I would need to look carefully at all the possible cases - 0 bit cell where this happens followed by a 1 bit cell, as well as other cases where clock and data are misrouted by the data separator circuitry. In essence, I will combine these to produce the flux transitions and separate them myself using more sophistication than a simple timing window.

I can also imagine errors where the pulse is split between data and clock, when the timing window elapses somewhere in the middle of a flux reversal pulse. If I combine the ReadClock and ReadData signals myself to form the original pulse train before the separator does its task, I can bypass the source of these errors and accomplish the detection of bit values correctly.

I need a second order digital phase locked loop to recover the clock properly, then use that to indicate bit cell boundaries and watch for the data 1 pulses. The incoming signal is messy, having timing jitter due to rotational variations on both write and read passes plus bit peak shifting. It may also suffer from minor variations in the media surface and from oscillations of the head heighth.

Beginning with single density floppy disks and PC era hard drives, the written signal was 'pre-compensated' to minimize the shifting of pulses upon reading, but no such technique was used with the Diablo drives.

Floppy disk data separator chips were available but are intended to support the much lower bit rates of the original SD and DD floppy drives, 250Kbps to 500Kbps whereas the Diablo is streaming data bits are 1.67 Mbps. The phase locked loops available on the Spartan 3E fpga chips won't operate at so low a frequency, requiring minimum frequencies in the range of 10Mhz.
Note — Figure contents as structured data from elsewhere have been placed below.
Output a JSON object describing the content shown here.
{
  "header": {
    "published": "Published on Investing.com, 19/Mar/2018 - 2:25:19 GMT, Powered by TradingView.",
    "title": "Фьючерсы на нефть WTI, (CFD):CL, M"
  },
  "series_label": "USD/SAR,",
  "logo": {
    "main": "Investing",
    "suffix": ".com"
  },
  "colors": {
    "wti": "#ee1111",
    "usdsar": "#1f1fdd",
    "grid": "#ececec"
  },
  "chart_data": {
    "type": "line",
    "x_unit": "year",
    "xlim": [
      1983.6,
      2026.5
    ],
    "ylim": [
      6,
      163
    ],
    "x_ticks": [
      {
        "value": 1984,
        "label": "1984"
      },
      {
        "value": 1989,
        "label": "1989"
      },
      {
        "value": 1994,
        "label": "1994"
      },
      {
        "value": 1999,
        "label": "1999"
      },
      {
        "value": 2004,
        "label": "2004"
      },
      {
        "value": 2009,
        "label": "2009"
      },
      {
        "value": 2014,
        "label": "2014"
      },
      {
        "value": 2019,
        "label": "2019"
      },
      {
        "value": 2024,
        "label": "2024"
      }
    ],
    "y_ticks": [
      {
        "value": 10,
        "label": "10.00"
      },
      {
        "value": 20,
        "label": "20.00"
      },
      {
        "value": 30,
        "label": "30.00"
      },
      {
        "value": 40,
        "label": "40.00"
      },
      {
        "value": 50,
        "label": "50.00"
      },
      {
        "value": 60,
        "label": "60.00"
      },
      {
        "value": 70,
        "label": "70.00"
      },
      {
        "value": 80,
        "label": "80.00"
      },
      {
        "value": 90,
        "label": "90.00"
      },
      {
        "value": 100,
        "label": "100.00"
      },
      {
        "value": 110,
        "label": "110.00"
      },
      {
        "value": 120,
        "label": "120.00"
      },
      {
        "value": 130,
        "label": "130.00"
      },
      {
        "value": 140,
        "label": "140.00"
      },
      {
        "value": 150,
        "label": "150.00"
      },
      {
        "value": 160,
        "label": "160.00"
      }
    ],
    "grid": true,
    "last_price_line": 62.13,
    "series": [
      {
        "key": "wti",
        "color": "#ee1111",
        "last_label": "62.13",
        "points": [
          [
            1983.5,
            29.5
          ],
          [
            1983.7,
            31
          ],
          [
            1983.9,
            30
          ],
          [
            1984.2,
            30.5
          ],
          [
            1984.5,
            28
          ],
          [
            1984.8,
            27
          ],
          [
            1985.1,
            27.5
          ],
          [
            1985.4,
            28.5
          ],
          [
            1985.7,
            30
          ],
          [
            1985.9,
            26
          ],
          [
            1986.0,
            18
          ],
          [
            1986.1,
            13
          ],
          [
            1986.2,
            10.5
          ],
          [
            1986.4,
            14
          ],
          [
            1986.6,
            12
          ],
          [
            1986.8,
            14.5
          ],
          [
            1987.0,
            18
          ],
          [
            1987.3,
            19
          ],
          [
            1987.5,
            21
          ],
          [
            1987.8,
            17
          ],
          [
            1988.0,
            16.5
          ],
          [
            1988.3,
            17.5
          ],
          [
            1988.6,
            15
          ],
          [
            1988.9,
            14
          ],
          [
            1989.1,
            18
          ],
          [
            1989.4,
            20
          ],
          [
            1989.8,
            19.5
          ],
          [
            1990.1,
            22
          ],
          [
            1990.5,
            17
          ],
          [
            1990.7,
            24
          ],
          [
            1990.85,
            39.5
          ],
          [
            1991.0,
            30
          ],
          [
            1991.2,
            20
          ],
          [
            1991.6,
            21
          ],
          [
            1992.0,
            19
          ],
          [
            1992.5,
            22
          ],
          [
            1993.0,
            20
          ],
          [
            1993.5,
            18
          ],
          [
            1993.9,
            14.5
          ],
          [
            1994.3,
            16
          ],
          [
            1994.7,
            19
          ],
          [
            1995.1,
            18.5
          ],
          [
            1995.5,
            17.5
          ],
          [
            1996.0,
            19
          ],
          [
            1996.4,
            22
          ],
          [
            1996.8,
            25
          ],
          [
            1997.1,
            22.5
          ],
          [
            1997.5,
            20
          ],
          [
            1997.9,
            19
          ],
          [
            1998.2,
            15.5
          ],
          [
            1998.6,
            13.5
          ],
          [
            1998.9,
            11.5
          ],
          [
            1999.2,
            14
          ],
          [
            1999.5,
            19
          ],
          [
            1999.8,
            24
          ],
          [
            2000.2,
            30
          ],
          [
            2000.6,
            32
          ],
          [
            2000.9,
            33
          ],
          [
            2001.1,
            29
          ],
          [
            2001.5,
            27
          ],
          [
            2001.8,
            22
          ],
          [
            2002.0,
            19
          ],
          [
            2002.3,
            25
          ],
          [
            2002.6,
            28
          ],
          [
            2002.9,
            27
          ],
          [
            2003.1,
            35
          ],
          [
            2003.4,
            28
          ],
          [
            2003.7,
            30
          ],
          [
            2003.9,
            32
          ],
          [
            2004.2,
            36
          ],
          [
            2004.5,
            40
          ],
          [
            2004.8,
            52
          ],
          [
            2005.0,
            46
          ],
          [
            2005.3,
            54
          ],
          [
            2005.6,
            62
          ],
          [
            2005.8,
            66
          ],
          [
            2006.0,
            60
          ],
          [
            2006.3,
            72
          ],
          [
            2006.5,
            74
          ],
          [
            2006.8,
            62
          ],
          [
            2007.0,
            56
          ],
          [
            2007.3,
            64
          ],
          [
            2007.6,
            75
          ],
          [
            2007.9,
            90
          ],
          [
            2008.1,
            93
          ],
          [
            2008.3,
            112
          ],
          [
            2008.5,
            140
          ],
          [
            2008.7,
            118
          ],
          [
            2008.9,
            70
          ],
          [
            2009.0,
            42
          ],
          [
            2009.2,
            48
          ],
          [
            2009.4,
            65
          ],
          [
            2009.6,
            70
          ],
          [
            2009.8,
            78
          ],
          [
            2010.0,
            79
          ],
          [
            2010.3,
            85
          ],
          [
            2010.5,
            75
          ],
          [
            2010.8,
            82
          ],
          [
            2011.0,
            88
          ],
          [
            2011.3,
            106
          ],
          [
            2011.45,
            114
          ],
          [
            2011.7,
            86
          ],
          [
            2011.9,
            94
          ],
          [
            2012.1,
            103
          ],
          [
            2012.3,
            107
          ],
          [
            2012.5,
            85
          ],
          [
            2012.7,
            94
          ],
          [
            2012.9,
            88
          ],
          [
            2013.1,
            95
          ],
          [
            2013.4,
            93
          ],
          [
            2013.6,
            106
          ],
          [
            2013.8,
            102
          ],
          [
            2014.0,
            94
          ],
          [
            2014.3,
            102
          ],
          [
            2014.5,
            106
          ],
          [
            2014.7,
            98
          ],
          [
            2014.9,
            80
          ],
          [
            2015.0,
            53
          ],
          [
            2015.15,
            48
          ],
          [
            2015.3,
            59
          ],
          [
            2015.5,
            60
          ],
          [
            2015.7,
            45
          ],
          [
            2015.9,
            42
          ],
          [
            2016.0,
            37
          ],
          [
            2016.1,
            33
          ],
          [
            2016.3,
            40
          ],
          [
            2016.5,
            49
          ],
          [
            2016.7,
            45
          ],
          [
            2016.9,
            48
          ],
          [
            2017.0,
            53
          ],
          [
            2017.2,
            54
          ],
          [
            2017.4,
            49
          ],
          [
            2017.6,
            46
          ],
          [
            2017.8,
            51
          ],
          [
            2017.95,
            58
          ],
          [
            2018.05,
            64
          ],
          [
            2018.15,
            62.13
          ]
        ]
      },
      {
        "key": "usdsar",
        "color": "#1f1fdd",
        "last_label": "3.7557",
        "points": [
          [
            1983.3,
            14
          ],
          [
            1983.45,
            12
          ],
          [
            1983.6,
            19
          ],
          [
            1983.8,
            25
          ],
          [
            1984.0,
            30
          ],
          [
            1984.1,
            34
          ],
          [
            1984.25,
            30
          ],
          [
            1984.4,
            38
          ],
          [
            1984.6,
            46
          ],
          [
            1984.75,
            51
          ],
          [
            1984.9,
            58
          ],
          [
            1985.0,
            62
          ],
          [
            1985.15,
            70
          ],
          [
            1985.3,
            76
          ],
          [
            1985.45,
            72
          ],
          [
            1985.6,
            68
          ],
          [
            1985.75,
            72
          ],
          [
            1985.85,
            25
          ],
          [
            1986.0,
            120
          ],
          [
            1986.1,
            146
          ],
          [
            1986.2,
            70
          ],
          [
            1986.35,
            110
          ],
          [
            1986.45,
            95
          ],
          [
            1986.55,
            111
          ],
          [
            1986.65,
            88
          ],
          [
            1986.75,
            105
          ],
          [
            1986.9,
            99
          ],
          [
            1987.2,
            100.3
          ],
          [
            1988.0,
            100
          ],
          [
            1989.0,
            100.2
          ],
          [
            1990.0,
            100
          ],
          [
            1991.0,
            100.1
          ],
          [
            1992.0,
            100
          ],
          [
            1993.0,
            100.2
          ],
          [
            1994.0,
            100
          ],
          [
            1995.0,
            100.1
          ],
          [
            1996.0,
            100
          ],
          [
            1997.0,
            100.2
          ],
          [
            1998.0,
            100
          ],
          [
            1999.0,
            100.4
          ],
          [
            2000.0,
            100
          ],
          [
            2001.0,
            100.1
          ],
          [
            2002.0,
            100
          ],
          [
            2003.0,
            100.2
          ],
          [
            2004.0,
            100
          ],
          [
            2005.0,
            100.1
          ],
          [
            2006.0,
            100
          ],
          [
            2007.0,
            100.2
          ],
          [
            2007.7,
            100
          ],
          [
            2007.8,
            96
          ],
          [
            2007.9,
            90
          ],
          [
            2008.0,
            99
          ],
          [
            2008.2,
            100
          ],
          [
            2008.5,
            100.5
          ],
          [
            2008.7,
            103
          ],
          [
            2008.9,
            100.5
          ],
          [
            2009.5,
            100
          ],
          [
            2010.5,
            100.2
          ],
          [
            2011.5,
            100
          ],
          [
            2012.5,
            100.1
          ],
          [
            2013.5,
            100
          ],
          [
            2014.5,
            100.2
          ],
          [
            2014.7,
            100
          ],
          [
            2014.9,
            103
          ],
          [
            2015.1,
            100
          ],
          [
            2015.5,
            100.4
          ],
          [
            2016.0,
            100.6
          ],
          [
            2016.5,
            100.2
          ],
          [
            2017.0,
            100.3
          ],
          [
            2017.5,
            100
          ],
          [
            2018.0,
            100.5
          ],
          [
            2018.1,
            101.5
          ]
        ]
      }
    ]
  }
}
Thus, I have to work out a different method. Opencores has a DPLL although I am not certain how good it will be at handling disk signals.The goal is to generate a train of clock outputs that is synchronized to the time averaged clock pulses observed from the head, then use that to cleanly separate transitions that are far enough from the clock to be considered a data bit value of 1.

I will implement this in the fpga, digitally mix the ReadData and ReadClock as an input, create the scaffolding for the data separator based on this, then compare the results of this versus the Diablo separator circuit. This is going to be complex design work.